Die Essener Kirchen haben zur öffentlichen Diskussion über den Umgang mit Flüchtlingen am Freitag, 26. Februar, ein Gemeinsames Wort veröffentlicht, das mit „Mitmenschlichkeit und Nächstenliebe sind die wichtigsten Grundlagen für ein friedliches Zusammenleben“ überschrieben ist. Unterzeichner sind Dr. Jürgen Cleve, Stadtdechant des katholischen Stadtdekanats Essen, Pfarrerin Marion Greve, Superintendentin des evangelischen Kirchenkreises Essen, und Pastor Lars Linder, Vorsitzender der Arbeitsgemeinschaft Christlicher Kirchen in Essen (ACK), sowie Altfrid Norpoth, Vorsitzender des Katholikenrates in der Stadt Essen.
„In vielen Begegnungen dieser Tage verbinden sich Traurigkeit und Hoffnung. Angst und Streit stehen neben Solidarität und großer Offenheit. Kritik an einzelnen Standorten und der Protest gegen das, was wir aufgeben müssen und hinnehmen sollen, verbindet sich in der Wahrnehmung mit dem vielfältigen Bemühen um eine gelingende Integration von Flüchtlingen in allen Bereichen des gesellschaftlichen Lebens“, heißt es in dem Schreiben. Dies alles werde überlagert von der bundesweiten Diskussion, von menschenverachtenden Äußerungen in den Sozialen Netzwerken und Internetforen und jenen beschämenden Bildern etwa aus dem sächsischen Clausnitz, „die für eine neue Dimension des Hasses und der Fremdenfeindlichkeit stehen“.
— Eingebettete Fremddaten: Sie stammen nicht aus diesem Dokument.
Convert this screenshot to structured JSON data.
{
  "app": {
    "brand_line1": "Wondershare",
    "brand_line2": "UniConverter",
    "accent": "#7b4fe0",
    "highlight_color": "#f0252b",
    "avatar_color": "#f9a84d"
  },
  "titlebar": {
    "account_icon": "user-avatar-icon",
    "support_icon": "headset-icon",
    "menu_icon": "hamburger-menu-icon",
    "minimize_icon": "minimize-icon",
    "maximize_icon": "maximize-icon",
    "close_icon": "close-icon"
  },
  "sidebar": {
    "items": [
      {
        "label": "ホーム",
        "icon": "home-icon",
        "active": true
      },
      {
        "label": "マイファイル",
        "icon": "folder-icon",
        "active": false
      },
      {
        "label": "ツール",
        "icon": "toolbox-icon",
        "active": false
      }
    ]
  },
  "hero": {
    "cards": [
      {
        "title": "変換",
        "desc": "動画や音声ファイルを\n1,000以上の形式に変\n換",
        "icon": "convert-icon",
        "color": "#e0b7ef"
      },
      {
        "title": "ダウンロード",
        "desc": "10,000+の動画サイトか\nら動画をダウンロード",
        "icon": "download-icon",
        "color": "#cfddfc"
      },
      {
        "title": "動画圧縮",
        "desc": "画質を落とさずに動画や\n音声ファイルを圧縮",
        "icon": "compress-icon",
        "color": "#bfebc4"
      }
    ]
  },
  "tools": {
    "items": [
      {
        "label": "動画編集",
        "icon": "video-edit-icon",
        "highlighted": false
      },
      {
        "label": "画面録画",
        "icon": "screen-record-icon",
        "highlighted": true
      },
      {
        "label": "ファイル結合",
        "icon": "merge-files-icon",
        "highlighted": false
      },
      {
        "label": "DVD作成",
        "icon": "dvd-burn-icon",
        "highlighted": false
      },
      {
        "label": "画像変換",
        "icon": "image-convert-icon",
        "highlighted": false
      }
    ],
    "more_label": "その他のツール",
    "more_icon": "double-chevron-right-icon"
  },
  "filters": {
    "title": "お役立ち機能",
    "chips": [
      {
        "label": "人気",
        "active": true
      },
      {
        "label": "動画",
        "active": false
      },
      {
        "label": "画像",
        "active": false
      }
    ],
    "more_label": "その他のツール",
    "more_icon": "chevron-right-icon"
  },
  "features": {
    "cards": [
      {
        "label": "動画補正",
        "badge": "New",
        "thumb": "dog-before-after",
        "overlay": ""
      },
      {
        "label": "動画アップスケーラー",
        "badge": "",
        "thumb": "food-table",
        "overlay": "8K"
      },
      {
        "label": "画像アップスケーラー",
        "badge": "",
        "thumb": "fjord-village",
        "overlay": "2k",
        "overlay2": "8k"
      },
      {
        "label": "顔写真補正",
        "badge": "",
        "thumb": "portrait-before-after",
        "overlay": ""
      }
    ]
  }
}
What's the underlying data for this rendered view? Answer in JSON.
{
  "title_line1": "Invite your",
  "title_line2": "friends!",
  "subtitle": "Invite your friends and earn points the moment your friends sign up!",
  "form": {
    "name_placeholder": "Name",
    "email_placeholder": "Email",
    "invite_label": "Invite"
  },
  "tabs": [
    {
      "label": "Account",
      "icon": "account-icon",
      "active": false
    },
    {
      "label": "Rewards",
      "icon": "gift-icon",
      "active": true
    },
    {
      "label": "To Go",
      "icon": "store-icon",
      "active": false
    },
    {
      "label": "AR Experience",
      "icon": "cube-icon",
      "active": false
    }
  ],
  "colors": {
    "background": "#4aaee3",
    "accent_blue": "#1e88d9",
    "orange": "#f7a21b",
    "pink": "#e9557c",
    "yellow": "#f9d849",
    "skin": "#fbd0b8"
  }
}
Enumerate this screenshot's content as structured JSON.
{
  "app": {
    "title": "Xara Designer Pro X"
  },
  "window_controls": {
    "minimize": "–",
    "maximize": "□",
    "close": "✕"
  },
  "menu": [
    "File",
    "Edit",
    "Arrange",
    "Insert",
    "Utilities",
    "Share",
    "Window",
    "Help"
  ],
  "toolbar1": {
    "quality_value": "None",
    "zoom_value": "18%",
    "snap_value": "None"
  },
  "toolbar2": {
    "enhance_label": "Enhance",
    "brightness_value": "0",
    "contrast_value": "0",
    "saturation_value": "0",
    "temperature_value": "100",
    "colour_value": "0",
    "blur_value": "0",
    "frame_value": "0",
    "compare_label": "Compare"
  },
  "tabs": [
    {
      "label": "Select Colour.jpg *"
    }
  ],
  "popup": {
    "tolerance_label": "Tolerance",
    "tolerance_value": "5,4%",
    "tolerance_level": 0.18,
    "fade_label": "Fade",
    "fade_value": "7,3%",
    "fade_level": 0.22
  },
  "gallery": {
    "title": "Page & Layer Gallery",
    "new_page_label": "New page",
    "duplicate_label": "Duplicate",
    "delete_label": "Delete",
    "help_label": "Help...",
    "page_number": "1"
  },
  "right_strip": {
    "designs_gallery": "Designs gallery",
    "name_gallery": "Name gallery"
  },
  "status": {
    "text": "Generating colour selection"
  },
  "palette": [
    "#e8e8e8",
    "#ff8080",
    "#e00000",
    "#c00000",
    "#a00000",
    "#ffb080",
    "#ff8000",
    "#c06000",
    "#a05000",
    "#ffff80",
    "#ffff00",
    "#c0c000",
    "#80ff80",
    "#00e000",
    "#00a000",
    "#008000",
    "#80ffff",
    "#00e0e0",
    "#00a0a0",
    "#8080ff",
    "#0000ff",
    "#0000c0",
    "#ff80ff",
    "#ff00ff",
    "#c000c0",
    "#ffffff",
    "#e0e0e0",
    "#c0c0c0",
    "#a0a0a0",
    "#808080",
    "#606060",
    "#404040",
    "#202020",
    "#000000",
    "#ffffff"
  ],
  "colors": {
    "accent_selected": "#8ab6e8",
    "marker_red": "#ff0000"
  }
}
Ende 2015 waren in den Essener Flüchtlingsunterkünften 4271 Menschen untergebracht. Bleibt der Zuzug von Flüchtlingen in diesem Jahr auf dem Niveau von 2015, werden der Stadt Essen weiterhin vom Land Nordrhein-Westfalen 533 Flüchtlinge pro Monat zugewiesen. Das sind 6400 im Jahr. Den Ausgleich aus dem Jahr 2015 eingerechnet, werden dringend insgesamt 8400 neue Unterkunftsplätze benötigt. Wenn es sie nicht gibt, droht Wohnungslosigkeit für Männer, Frauen und Kinder. „Aus vielen Stimmen spricht in diesen Tagen die Sorge um den sozialen Frieden in der Stadt. Das ist verständlich und wir nehmen diese Sorgen sehr ernst. Mit vielen Verantwortlichen sehen wir, das Massenunterkünfte auf Dauer problematisch sind. Dennoch sind sie Orte, an denen erste Not gelindert und Hilfe geleistet wird“, heißt es weiter.
Die Essener Kirchen „treten weiter dafür ein, angemessene, kleinere Wohneinheiten zu finden und zu errichten“. Angesichts der Größe der Herausforderungen und des Zeitdrucks der anstehenden Entscheidungen werde es andererseits jedoch schwer werden, schnell eine Lösung zu finden, die allen gleichermaßen gerecht und von allen akzeptiert wird. Eine Entscheidung über verschiedene Standorte sei nach langer, intensiver und kontroverser Diskussion von den Mitgliedern des Rates getroffen worden. Sie ist nun Grundlage dafür, wo Flüchtlinge untergebracht werden. „Die Sorge um jeden Menschen, der in Not geraten ist, bleibt jedoch Aufgabe der ganzen Stadtgesellschaft und damit auch unserer Gemeinden und Einrichtungen. Gerechtigkeit ist nicht nur eine Frage von Standorten“, schreiben die Unterzeichner.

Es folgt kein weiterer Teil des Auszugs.